Listen to Me Marlon (the title comes from a self-hypnosis tape Brando made to calm himself) was reviewed at Sundance for
Variety by Dennis Harvey and in
Hollywood Reporter by Todd McCarthy. They point out what is new or notable in the footage here. McCarthy points out that shots of the interior of Brando's demolished Mulholland Drive house are false, studio recreations, but perhaps, he suggests, "the only things 'false' here."

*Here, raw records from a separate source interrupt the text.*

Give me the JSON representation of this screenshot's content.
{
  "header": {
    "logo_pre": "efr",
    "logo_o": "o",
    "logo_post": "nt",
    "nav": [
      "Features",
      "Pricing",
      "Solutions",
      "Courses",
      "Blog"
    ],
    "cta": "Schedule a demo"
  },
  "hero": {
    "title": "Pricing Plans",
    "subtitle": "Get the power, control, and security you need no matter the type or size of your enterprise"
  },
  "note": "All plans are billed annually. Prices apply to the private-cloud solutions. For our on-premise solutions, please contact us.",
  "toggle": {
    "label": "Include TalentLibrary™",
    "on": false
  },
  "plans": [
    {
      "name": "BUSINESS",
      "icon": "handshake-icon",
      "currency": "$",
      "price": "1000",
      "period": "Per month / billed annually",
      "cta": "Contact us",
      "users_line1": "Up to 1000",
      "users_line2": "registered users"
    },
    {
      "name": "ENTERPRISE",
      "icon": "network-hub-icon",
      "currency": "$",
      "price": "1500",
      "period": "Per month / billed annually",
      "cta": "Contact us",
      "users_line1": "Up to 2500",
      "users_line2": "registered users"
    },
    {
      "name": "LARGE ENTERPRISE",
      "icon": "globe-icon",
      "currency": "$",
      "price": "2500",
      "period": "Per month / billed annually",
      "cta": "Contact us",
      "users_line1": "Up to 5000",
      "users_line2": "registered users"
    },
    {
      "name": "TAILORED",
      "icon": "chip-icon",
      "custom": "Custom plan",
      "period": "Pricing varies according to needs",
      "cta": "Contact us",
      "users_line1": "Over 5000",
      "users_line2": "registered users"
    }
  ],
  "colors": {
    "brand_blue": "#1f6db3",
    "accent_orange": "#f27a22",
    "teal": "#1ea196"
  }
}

In the end, given the impressive (if in style conventional) coverage of Brando's complex and important career, the "new" element of the private Brando tapes (not to mention the digitalized face of Brando speaking some of these taped words) comes across as the least important element, adding not so much that is substantial and also, incidentally, marred by poor sound quality that makes some words difficult to distinguish. However, for the record, Todd McCarthy summarizes: "What comes across is a man with identifiable and specific psychological issues, which, thanks to both extensive psychotherapy and even self-hypnosis, he was able to articulate better than anyone else could. Yet he was never able to conquer other demons and baggage." We know that, but this film is as impressive a review of the great career and complex man as you could get in 100 minutes.
Listen to me Marlon, 100 mins., debuted at Sundance 2015. Screened for this review as part of the Film Society of Lincoln Center-Museum of Modern Art series, New Directors/New Films. A Showtime presentation. Not exactly clear why this needed to be included in the "New Directors" series: Rilen has done four previous documentaries, and the material here is not new or presented in an innovative way. Theatrical release by Abramorama begins 29 and 31 July (NYC and LA), opening in the San Francisco Bay area 9 August at Landmark’s Opera Plaza Cinemas in San Francisco, Landmark's Shattuck Cinemas in Berkeley, Smith Rafael Film Center in San Rafael, and Camera 3 in San Jose.